Sa famille lui fit épouser, à l’âge de treize ans, un collègue de son
père, François Marie Louis Barrairon. Le mariage eut lieu en décembre
1782 probablement à l’église saint Eustache de Paris. Le mari, avocat
au parlement et administrateur général de l’enregistrement et des
domaines, était né à Gourdon le 10 juin 1746. Il avait donc un âge
presque triple de celui de la jeune mariée. Le couple cohabitait avec
les parents de la mariée en l’hôtel des Domaines, rue Neuve des Petits
Champs.
Cette union ne fut guère paisible. Les déclarations de l’époux nous
apprennent que la relation du couple s’était dégradée dès 1784,
l’épouse manifestant des « affections indiscrètes » et des accès de
violence. Celle-ci met en cause la jalousie de son mari : il lui
prêtait une relation avec le duc de Bourbon mais cette relation se
limitait selon elle, à des voisinages de loges à l’opéra et des
œillades de voiture à voiture place Louis XV.
Au total, Lucile (puisqu’elle était appelée ainsi à l’époque) se
réfugie le 11 mai 1789 au couvent des Filles du Calvaire mais, cédant
aux sollicitations de sa famille, réintègre le domicile conjugal et
familial. Elle récidive le 16 mars 1790 et se réfugie cette fois au
couvent du Bon Secours, rue de Charonne. François Barrairon la retrouve
et fait appliquer un régime strict à sa femme : elle est confinée dans
sa chambre et « interdite de parloirs et de jardins ». Face à ces
restrictions la jeune femme ameute le peuple du quartier en appelant à
l’aide de sa fenêtre. Devant les menaces d’envahissement du couvent,
l’abbesse cède et assouplit ses conditions de vie. Mais elle cherche à
se débarrasser de cette encombrante pensionnaire, d’autant que, averti
de la situation par une de ses amies, Mirabeau s’était immiscé dans
l’affaire. Arguant de sa qualité de « commissaire des lettres de cachet
» il s’était introduit au couvent et, séduit par la jeune femme, avait
pris en main ses intérêts. Il s’était autoproclamé tuteur de la jeune
femme.
Entretemps un conseil de famille avait décidé de son placement au
couvent des Dames de la Présentation (rue des Postes) où elle fut
transférée le 20 mai. Si l’on en croit Arnaud de Lestapis (l’auteur
hélas ne cite pas ses sources sur ce point) la jeune femme eut tôt fait
de découcher en franchissant le mur du couvent grâce à une échelle que
lui tenaient galamment deux hommes. Mais la jeune femme, en instance de
séparation, se mettait par ce comportement en situation répréhensible.

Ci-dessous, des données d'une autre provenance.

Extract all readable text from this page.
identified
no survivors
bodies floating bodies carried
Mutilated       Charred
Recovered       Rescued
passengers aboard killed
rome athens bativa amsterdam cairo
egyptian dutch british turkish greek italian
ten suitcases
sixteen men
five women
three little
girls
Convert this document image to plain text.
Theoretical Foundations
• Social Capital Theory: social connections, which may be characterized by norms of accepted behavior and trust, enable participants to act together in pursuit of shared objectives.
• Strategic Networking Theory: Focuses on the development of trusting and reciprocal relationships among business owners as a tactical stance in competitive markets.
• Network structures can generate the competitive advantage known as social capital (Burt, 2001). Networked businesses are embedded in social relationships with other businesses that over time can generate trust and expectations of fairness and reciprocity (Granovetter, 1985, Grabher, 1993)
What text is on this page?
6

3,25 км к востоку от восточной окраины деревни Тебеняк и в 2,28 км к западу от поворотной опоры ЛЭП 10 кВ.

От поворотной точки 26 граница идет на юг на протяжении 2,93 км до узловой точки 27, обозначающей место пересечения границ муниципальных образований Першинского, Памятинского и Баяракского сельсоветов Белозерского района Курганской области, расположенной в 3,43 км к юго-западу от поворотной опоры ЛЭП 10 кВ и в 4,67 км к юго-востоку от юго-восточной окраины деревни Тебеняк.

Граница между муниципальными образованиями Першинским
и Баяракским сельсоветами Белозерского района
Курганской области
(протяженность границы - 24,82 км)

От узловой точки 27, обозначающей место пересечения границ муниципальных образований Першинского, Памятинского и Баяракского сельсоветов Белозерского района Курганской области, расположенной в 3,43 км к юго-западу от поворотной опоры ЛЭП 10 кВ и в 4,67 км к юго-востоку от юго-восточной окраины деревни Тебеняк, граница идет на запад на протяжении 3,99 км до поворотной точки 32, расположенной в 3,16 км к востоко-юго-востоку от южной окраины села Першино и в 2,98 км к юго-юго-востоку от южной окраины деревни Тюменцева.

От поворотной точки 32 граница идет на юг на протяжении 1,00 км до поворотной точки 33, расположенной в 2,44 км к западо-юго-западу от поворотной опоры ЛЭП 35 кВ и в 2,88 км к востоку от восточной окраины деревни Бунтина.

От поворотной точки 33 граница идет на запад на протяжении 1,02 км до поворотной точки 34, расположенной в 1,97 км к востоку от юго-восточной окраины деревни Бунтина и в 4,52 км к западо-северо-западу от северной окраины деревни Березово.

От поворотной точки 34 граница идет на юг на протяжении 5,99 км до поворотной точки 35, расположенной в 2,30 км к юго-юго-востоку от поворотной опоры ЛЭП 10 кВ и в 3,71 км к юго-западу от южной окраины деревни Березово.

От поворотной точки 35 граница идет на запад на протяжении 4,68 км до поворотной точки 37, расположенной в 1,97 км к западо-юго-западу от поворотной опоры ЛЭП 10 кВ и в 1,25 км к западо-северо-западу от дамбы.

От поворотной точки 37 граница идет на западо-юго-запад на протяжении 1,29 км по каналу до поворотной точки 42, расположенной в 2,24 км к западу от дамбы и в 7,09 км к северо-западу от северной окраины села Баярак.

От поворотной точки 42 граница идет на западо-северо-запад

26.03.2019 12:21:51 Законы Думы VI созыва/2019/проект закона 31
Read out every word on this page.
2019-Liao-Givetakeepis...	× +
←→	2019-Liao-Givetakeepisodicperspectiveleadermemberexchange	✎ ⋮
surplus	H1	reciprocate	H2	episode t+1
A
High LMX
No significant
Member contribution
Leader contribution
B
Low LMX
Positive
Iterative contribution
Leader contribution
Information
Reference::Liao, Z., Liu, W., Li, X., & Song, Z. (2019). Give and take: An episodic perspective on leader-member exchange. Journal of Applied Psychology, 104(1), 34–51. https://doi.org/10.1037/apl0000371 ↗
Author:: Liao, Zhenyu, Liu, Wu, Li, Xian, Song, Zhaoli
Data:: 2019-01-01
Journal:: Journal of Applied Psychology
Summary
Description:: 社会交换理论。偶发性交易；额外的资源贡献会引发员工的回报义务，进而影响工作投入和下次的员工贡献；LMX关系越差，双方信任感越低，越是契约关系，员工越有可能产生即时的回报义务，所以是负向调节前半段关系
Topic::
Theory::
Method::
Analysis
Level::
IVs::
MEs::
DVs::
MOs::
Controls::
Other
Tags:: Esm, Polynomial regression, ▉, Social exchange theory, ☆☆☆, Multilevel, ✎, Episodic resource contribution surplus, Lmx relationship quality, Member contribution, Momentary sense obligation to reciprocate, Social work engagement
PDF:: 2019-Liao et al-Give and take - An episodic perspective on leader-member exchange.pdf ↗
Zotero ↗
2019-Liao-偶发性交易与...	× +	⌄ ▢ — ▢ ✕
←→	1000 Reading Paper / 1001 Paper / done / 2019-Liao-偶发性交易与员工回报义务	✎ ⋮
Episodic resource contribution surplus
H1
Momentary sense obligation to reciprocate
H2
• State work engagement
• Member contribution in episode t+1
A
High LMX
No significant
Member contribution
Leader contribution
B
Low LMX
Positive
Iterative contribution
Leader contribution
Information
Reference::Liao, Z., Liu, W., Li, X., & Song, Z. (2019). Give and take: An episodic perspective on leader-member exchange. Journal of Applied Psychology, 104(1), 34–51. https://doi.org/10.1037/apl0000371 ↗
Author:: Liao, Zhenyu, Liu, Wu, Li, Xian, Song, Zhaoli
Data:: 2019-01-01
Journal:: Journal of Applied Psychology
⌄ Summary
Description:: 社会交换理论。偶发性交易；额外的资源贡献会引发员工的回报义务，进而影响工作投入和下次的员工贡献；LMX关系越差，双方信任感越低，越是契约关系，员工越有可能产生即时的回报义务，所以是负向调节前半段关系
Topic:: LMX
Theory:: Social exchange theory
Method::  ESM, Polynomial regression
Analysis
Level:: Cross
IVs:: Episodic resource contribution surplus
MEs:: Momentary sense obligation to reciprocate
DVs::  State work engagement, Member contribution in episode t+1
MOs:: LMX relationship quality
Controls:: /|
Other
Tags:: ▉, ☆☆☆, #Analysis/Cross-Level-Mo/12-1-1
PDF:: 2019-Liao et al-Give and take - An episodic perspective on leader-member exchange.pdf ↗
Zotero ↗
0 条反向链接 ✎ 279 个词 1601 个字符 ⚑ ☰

Elle rejoignit enfin le 13 juillet 1790, le couvent du Précieux Sang,
rue de Vaugirard. Elle pouvait y vivre dans la plus grande liberté et
les souvenirs de Lucile nous narrent la liaison entre la jeune femme et
Mirabeau. Elle se rendait souvent au domicile de celui-ci à la chaussée
d’Antin et s’y fit de nombreuses relations dans les milieux
révolutionnaires. Cette liaison prit fin par une brouille quelque
temps avant la mort de Mirabeau le 2 avril 1791.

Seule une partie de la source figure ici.